Nine “Soiled Doves” Who Changed the Face of the Old West

Nine “Soiled Doves” Who Changed the Face of the Old West

Larry Holzwarth - November 27, 2017

Nine “Soiled Doves” Who Changed the Face of the Old West
Mattie Blaylock was a prostitute who became the common-law wife of Wyatt Earp. Daily Mail

Mattie Blaylock

Celia Mattie Blaylock was raised on the small Iowa farm where she was born in 1850, brought up in an atmosphere of Sunday school and Biblical strictures before running away in the company of her sister in 1868.

Although both girls were skilled seamstresses they found it difficult to make ends meet. Sarah, the sister, returned home before a year had gone by, where her parents considered her to have disgraced the family, although they did take her back in. Celia began using the alias Mattie and by 1872 court records in Fort Scott and Dodge City indicate that Mattie had taken up prostitution.
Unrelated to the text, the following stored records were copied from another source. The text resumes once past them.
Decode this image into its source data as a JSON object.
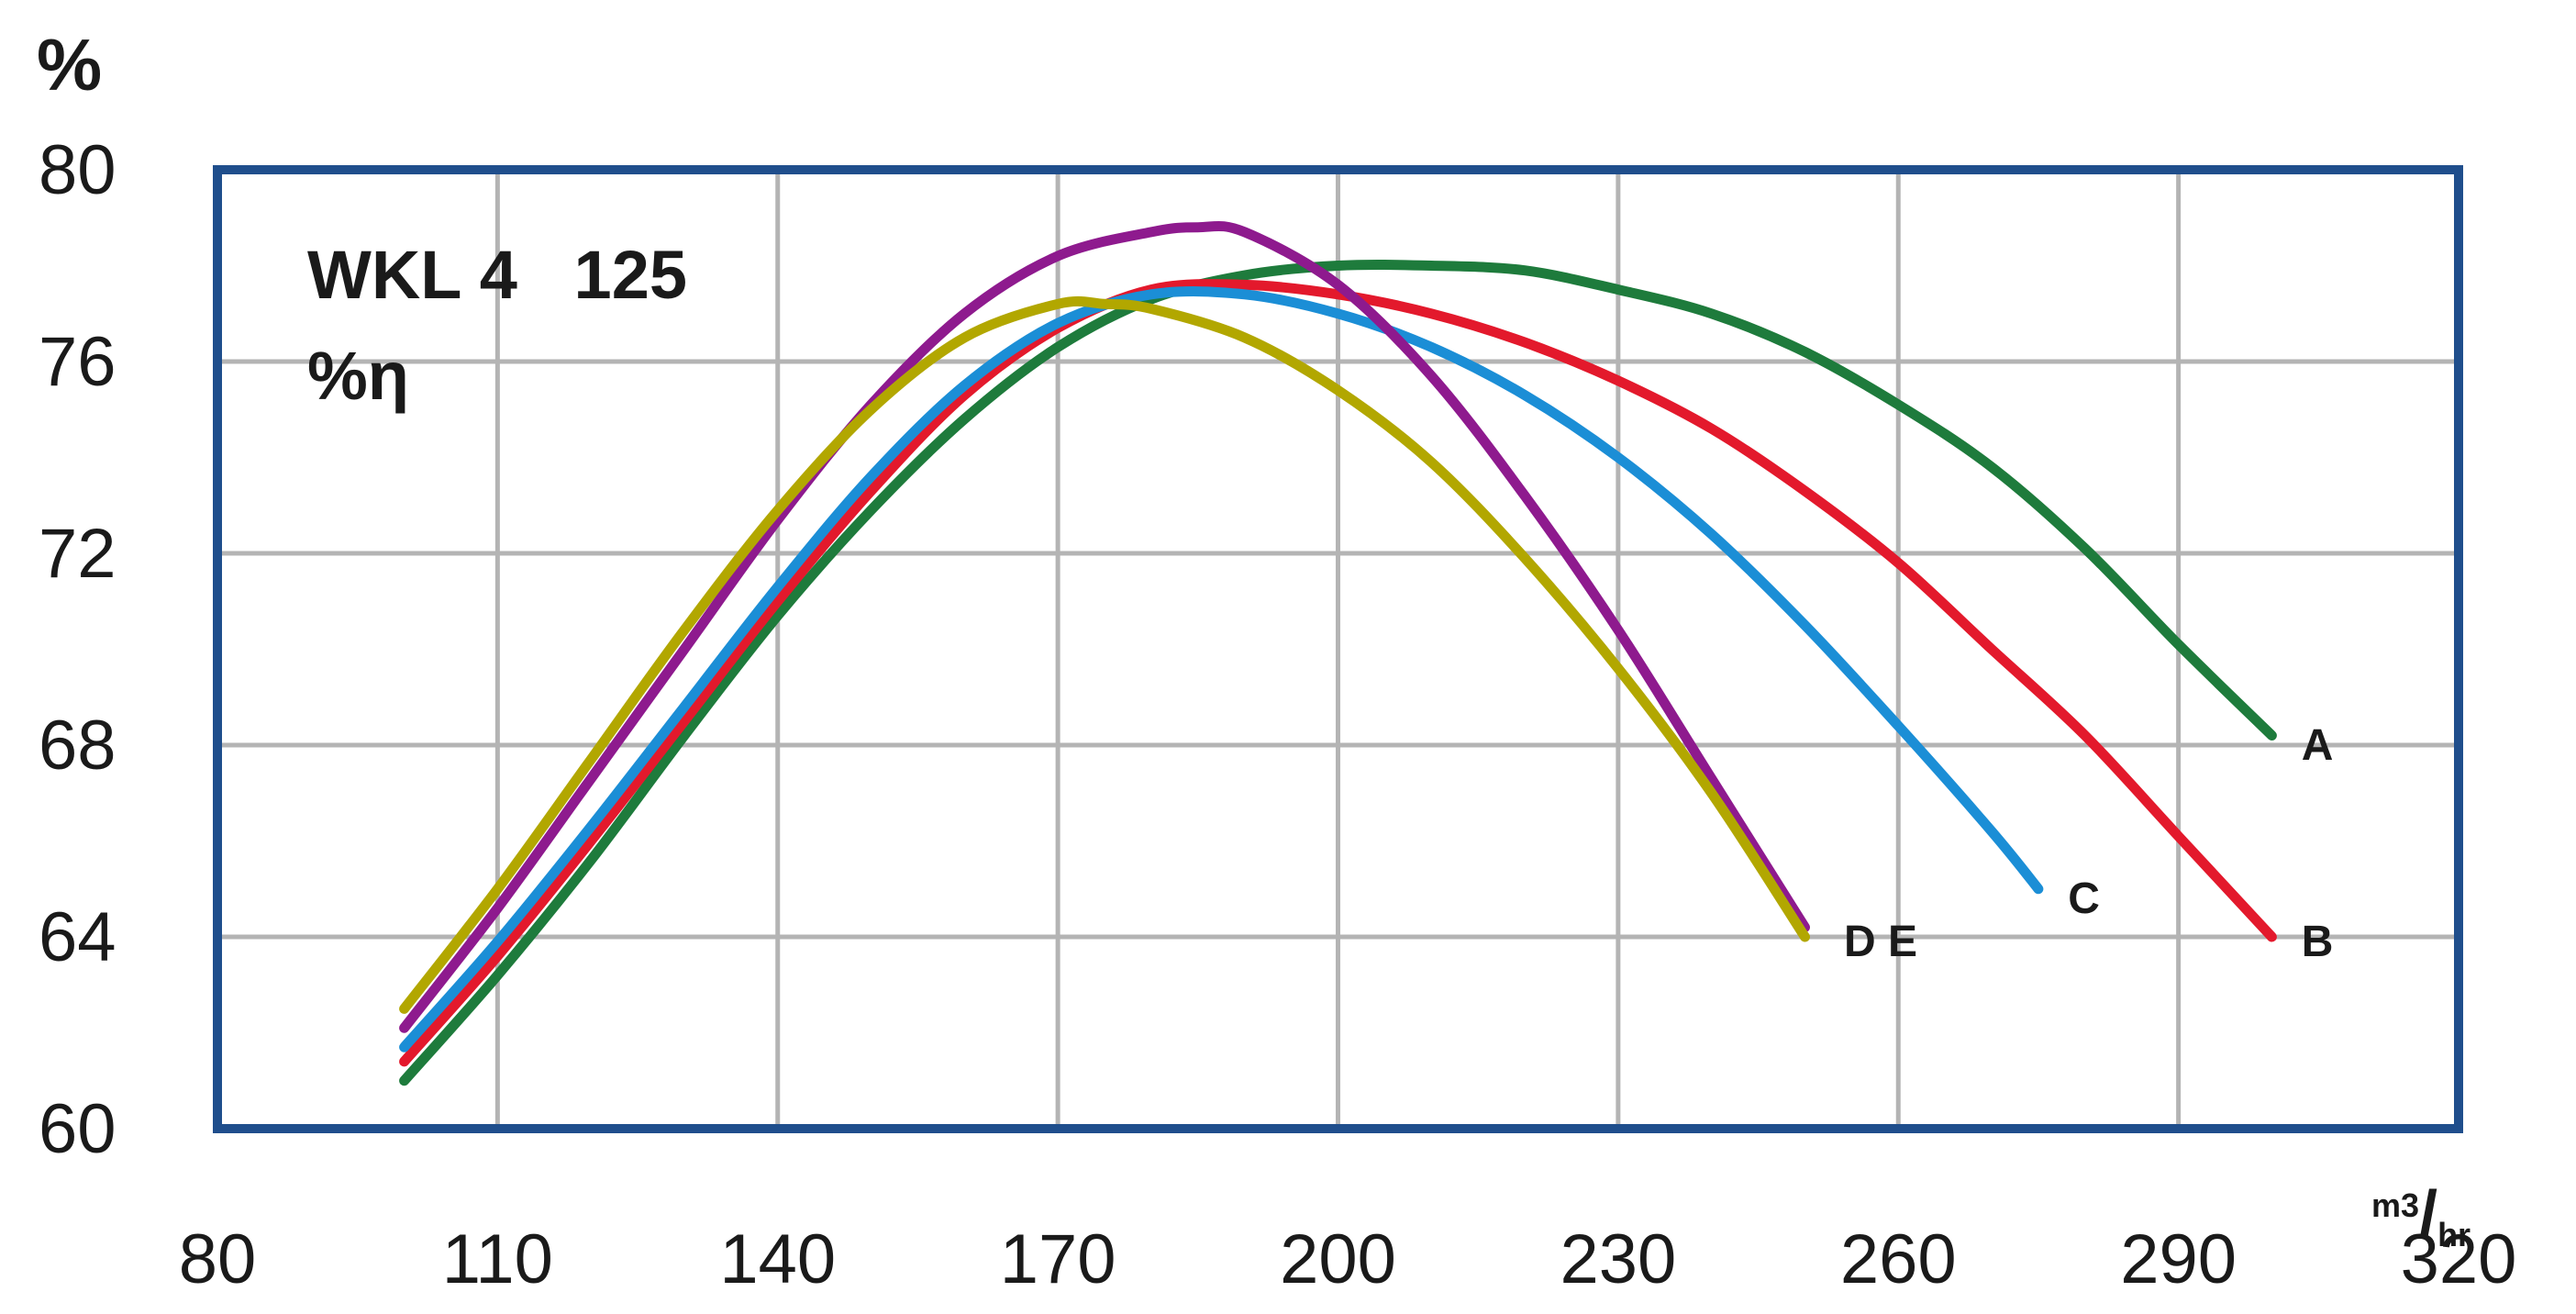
{
  "chart_data": {
    "type": "line",
    "title": "WKL 4   125",
    "subtitle": "%η",
    "ylabel": "%",
    "xlabel_unit": {
      "base": "m",
      "sup": "3",
      "slash": "/",
      "sub": "hr"
    },
    "xlim": [
      80,
      320
    ],
    "ylim": [
      60,
      80
    ],
    "x_ticks": [
      80,
      110,
      140,
      170,
      200,
      230,
      260,
      290,
      320
    ],
    "y_ticks": [
      60,
      64,
      68,
      72,
      76,
      80
    ],
    "grid": true,
    "colors": {
      "frame": "#1f4e8c",
      "grid": "#b4b4b4"
    },
    "series": [
      {
        "name": "A",
        "color": "#1e7b3c",
        "x": [
          100,
          110,
          120,
          130,
          140,
          150,
          160,
          170,
          180,
          190,
          200,
          210,
          220,
          230,
          240,
          250,
          260,
          270,
          280,
          290,
          300
        ],
        "y": [
          61.0,
          63.2,
          65.6,
          68.2,
          70.7,
          72.9,
          74.8,
          76.3,
          77.3,
          77.8,
          78.0,
          78.0,
          77.9,
          77.5,
          77.0,
          76.2,
          75.1,
          73.8,
          72.1,
          70.1,
          68.2
        ]
      },
      {
        "name": "B",
        "color": "#e3192c",
        "x": [
          100,
          110,
          120,
          130,
          140,
          150,
          160,
          170,
          180,
          190,
          200,
          210,
          220,
          230,
          240,
          250,
          260,
          270,
          280,
          290,
          300
        ],
        "y": [
          61.4,
          63.6,
          66.0,
          68.5,
          71.0,
          73.3,
          75.3,
          76.7,
          77.5,
          77.6,
          77.4,
          77.0,
          76.4,
          75.6,
          74.6,
          73.3,
          71.8,
          70.0,
          68.2,
          66.1,
          64.0
        ]
      },
      {
        "name": "C",
        "color": "#1b8ed6",
        "x": [
          100,
          110,
          120,
          130,
          140,
          150,
          160,
          170,
          180,
          190,
          200,
          210,
          220,
          230,
          240,
          250,
          260,
          270,
          275
        ],
        "y": [
          61.7,
          63.9,
          66.3,
          68.8,
          71.3,
          73.6,
          75.5,
          76.8,
          77.4,
          77.4,
          77.0,
          76.3,
          75.3,
          74.0,
          72.4,
          70.5,
          68.4,
          66.2,
          65.0
        ]
      },
      {
        "name": "D",
        "color": "#8e1a8e",
        "x": [
          100,
          110,
          120,
          130,
          140,
          150,
          160,
          170,
          180,
          185,
          190,
          200,
          210,
          220,
          230,
          240,
          250
        ],
        "y": [
          62.1,
          64.6,
          67.3,
          70.0,
          72.7,
          75.1,
          77.0,
          78.2,
          78.7,
          78.8,
          78.7,
          77.6,
          75.7,
          73.2,
          70.4,
          67.3,
          64.2
        ]
      },
      {
        "name": "E",
        "color": "#b2a700",
        "x": [
          100,
          110,
          120,
          130,
          140,
          150,
          160,
          170,
          175,
          180,
          190,
          200,
          210,
          220,
          230,
          240,
          250
        ],
        "y": [
          62.5,
          65.0,
          67.7,
          70.4,
          72.9,
          75.0,
          76.5,
          77.2,
          77.2,
          77.1,
          76.5,
          75.4,
          73.9,
          71.9,
          69.6,
          67.0,
          64.0
        ]
      }
    ],
    "curve_labels": [
      {
        "text": "A",
        "x": 302,
        "y": 68.0
      },
      {
        "text": "B",
        "x": 302,
        "y": 63.9
      },
      {
        "text": "C",
        "x": 277,
        "y": 64.8
      },
      {
        "text": "D E",
        "x": 253,
        "y": 63.9
      }
    ]
  }
}
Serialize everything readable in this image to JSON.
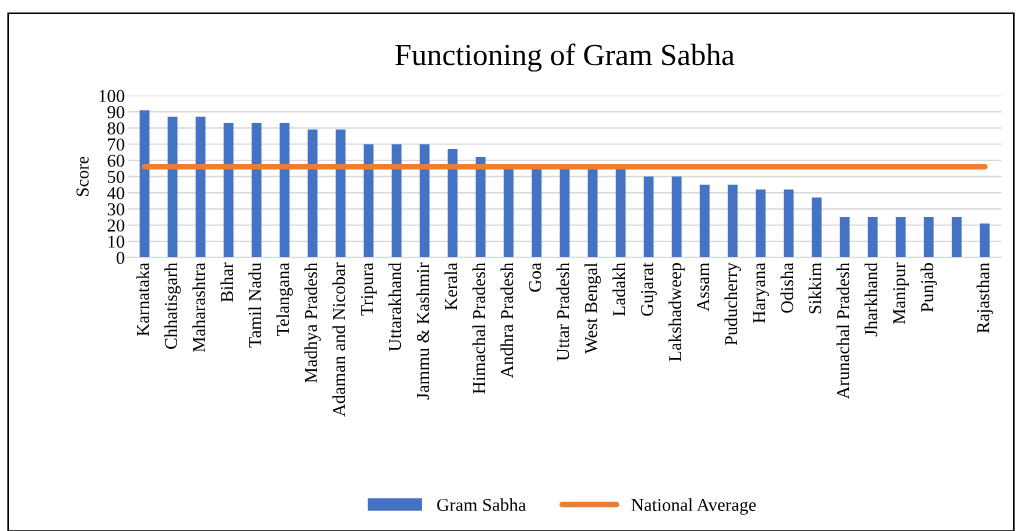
{
  "chart_data": {
    "type": "bar",
    "title": "Functioning of Gram Sabha",
    "ylabel": "Score",
    "categories": [
      "Karnataka",
      "Chhatisgarh",
      "Maharashtra",
      "Bihar",
      "Tamil Nadu",
      "Telangana",
      "Madhya Pradesh",
      "Adaman and Nicobar",
      "Tripura",
      "Uttarakhand",
      "Jammu & Kashmir",
      "Kerala",
      "Himachal Pradesh",
      "Andhra Pradesh",
      "Goa",
      "Uttar Pradesh",
      "West Bengal",
      "Ladakh",
      "Gujarat",
      "Lakshadweep",
      "Assam",
      "Puducherry",
      "Haryana",
      "Odisha",
      "Sikkim",
      "Arunachal Pradesh",
      "Jharkhand",
      "Manipur",
      "Punjab",
      null,
      "Rajasthan"
    ],
    "series": [
      {
        "name": "Gram Sabha",
        "color": "#4472c4",
        "values": [
          91,
          87,
          87,
          83,
          83,
          83,
          79,
          79,
          70,
          70,
          70,
          67,
          62,
          55,
          55,
          55,
          55,
          55,
          50,
          50,
          45,
          45,
          42,
          42,
          37,
          25,
          25,
          25,
          25,
          25,
          21
        ]
      },
      {
        "name": "National Average",
        "type": "line",
        "color": "#ed7d31",
        "values": [
          56,
          56,
          56,
          56,
          56,
          56,
          56,
          56,
          56,
          56,
          56,
          56,
          56,
          56,
          56,
          56,
          56,
          56,
          56,
          56,
          56,
          56,
          56,
          56,
          56,
          56,
          56,
          56,
          56,
          56,
          56
        ]
      }
    ],
    "ylim": [
      0,
      100
    ],
    "yticks": [
      0,
      10,
      20,
      30,
      40,
      50,
      60,
      70,
      80,
      90,
      100
    ],
    "grid": "y",
    "legend": "bottom"
  }
}
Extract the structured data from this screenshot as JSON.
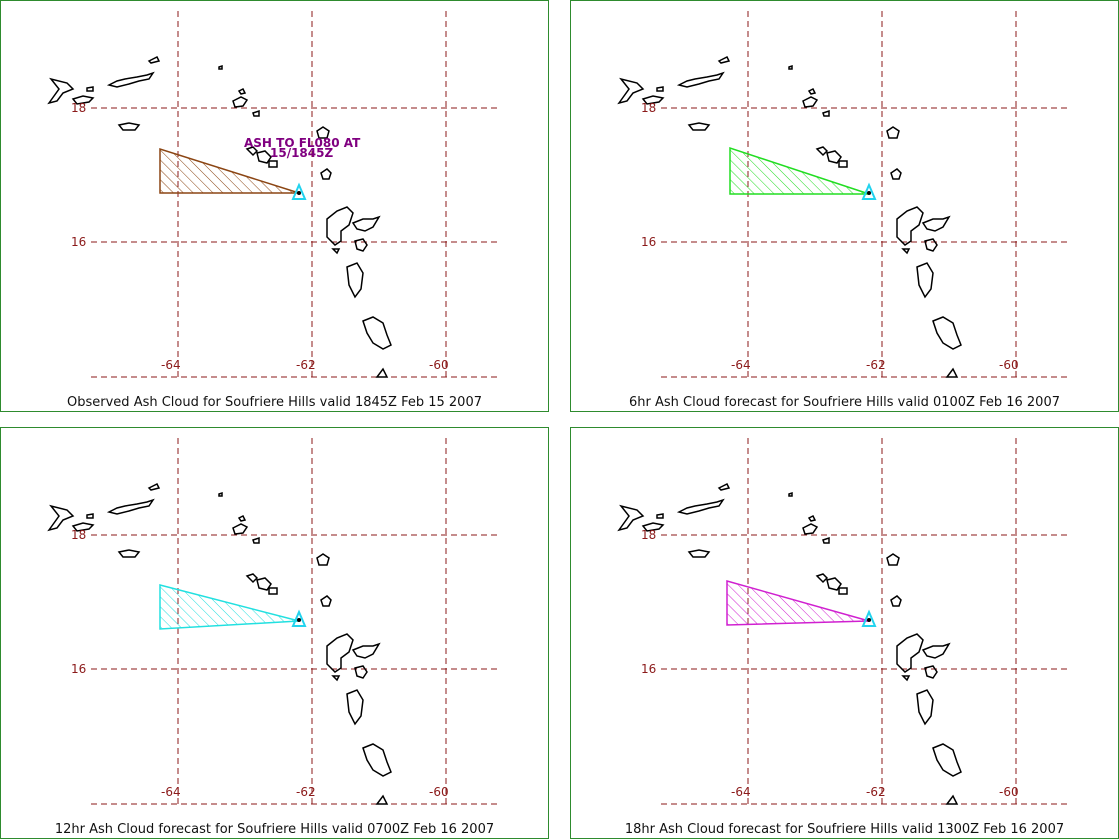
{
  "colors": {
    "frame": "#2e8b2e",
    "grid": "#8b1a1a",
    "tick_label": "#8b1a1a",
    "coast": "#000000",
    "volcano_marker": "#22d3ee",
    "annotation": "#800080"
  },
  "grid": {
    "lat_labels": [
      "18",
      "16"
    ],
    "lon_labels": [
      "-64",
      "-62",
      "-60"
    ]
  },
  "panels": [
    {
      "title": "Observed Ash Cloud for Soufriere  Hills valid 1845Z Feb 15 2007",
      "ash_color": "#8b4513",
      "annotation_line1": "ASH TO FL080 AT",
      "annotation_line2": "15/1845Z"
    },
    {
      "title": "6hr Ash Cloud forecast for Soufriere  Hills valid 0100Z Feb 16 2007",
      "ash_color": "#22dd22"
    },
    {
      "title": "12hr Ash Cloud forecast for Soufriere  Hills valid 0700Z Feb 16 2007",
      "ash_color": "#22e0e0"
    },
    {
      "title": "18hr Ash Cloud forecast for Soufriere  Hills valid 1300Z Feb 16 2007",
      "ash_color": "#d020d0"
    }
  ]
}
Mattie probably met Wyatt Earp sometime between 1871 and 1873, by the 1880 census she appears in government documents as his wife. Earp led a wandering life and by 1879 was headed to Tombstone, Arizona where Mattie joined him. Sometime between 1876 and 1879, Mattie began to suffer from severe headaches for which she took laudanum, a medication to which she was soon addicted.

After the Gunfight at the OK Corral, Mattie left Tombstone, believing that Wyatt would contact her at some point to arrange a place and time for them to be reunited.

No word ever came from Wyatt. Mattie drifted to Colton California and from thence to Pinal City Arizona, attempting to make a living from prostitution in mining towns where the mines had stopped producing and the miners had moved on. With few potential customers and those few having little money, making a living was nearly impossible. In 1888 Mattie died, the coroner’s report designated her death a suicide by laudanum poisoning. She was buried in Pinal City.